Source: Wikipedia.org article, adapted under https://creativecommons.org/licenses/by-sa/3.0/ license.
In finance, a foreign exchange option (commonly shortened to just FX option or currency option) is a derivative financial instrument that gives the right but not the obligation to exchange money denominated in one currency into another currency at a pre-agreed exchange rate on a specified date. See Foreign exchange derivative.
The foreign exchange options market is the deepest, largest and most liquid market for options of any kind. Most trading is over the counter (OTC) and is lightly regulated, but a fraction is traded on exchanges like the International Securities Exchange, Philadelphia Stock Exchange, or the Chicago Mercantile Exchange for options on futures contracts.
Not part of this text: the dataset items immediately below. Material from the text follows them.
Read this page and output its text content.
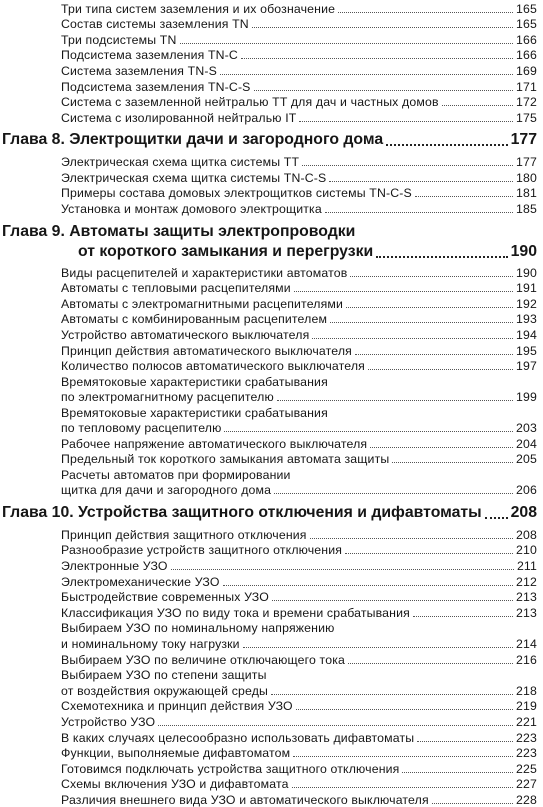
Три типа систем заземления и их обозначение	165
Состав системы заземления TN	165
Три подсистемы TN	166
Подсистема заземления TN-C	166
Система заземления TN-S	169
Подсистема заземления TN-C-S	171
Система с заземленной нейтралью TT для дач и частных домов	172
Система с изолированной нейтралью IT	175
Глава 8. Электрощитки дачи и загородного дома	177
Электрическая схема щитка системы TT	177
Электрическая схема щитка системы TN-C-S	180
Примеры состава домовых электрощитков системы TN-C-S	181
Установка и монтаж домового электрощитка	185
Глава 9. Автоматы защиты электропроводки
от короткого замыкания и перегрузки	190
Виды расцепителей и характеристики автоматов	190
Автоматы с тепловыми расцепителями	191
Автоматы с электромагнитными расцепителями	192
Автоматы с комбинированным расцепителем	193
Устройство автоматического выключателя	194
Принцип действия автоматического выключателя	195
Количество полюсов автоматического выключателя	197
Времятоковые характеристики срабатывания
по электромагнитному расцепителю	199
Времятоковые характеристики срабатывания
по тепловому расцепителю	203
Рабочее напряжение автоматического выключателя	204
Предельный ток короткого замыкания автомата защиты	205
Расчеты автоматов при формировании
щитка для дачи и загородного дома	206
Глава 10. Устройства защитного отключения и дифавтоматы 208
Принцип действия защитного отключения	208
Разнообразие устройств защитного отключения	210
Электронные УЗО	211
Электромеханические УЗО	212
Быстродействие современных УЗО	213
Классификация УЗО по виду тока и времени срабатывания	213
Выбираем УЗО по номинальному напряжению
и номинальному току нагрузки	214
Выбираем УЗО по величине отключающего тока	216
Выбираем УЗО по степени защиты
от воздействия окружающей среды	218
Схемотехника и принцип действия УЗО	219
Устройство УЗО	221
В каких случаях целесообразно использовать дифавтоматы	223
Функции, выполняемые дифавтоматом	223
Готовимся подключать устройства защитного отключения	225
Схемы включения УЗО и дифавтомата	227
Различия внешнего вида УЗО и автоматического выключателя	228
The global market for exchange-traded currency options was notionally valued by the Bank for International Settlements at $158.3 trillion in 2005.
For example, a GBPUSD contract could give the owner the right to sell L1,000,000 and buy $2,000,000 on December 31. In this case the pre-agreed exchange rate, or strike price, is 2.0000 USD per GBP (or GBP/USD 2.00 as it is typically quoted) and the notional amounts (notionals) are L1,000,000 and $2,000,000.
This type of contract is both a call on dollars and a put on sterling, and is typically called a GBPUSD put, as it is a put on the exchange rate; although it could equally be called a USDGBP call.
If the rate is lower than 2.0000 on December 31 (say 1.9000), meaning that the dollar is stronger and the pound is weaker, then the option is exercised, allowing the owner to sell GBP at 2.0000 and immediately buy it back in the spot market at 1.9000, making a profit of (2.0000 GBPUSD - 1.9000 GBPUSD) × 1,000,000 GBP = 100,000 USD in the process. If instead they take the profit in GBP (by selling the USD on the spot market) this amounts to 100,000 / 1.9000 = 52,632 GBP.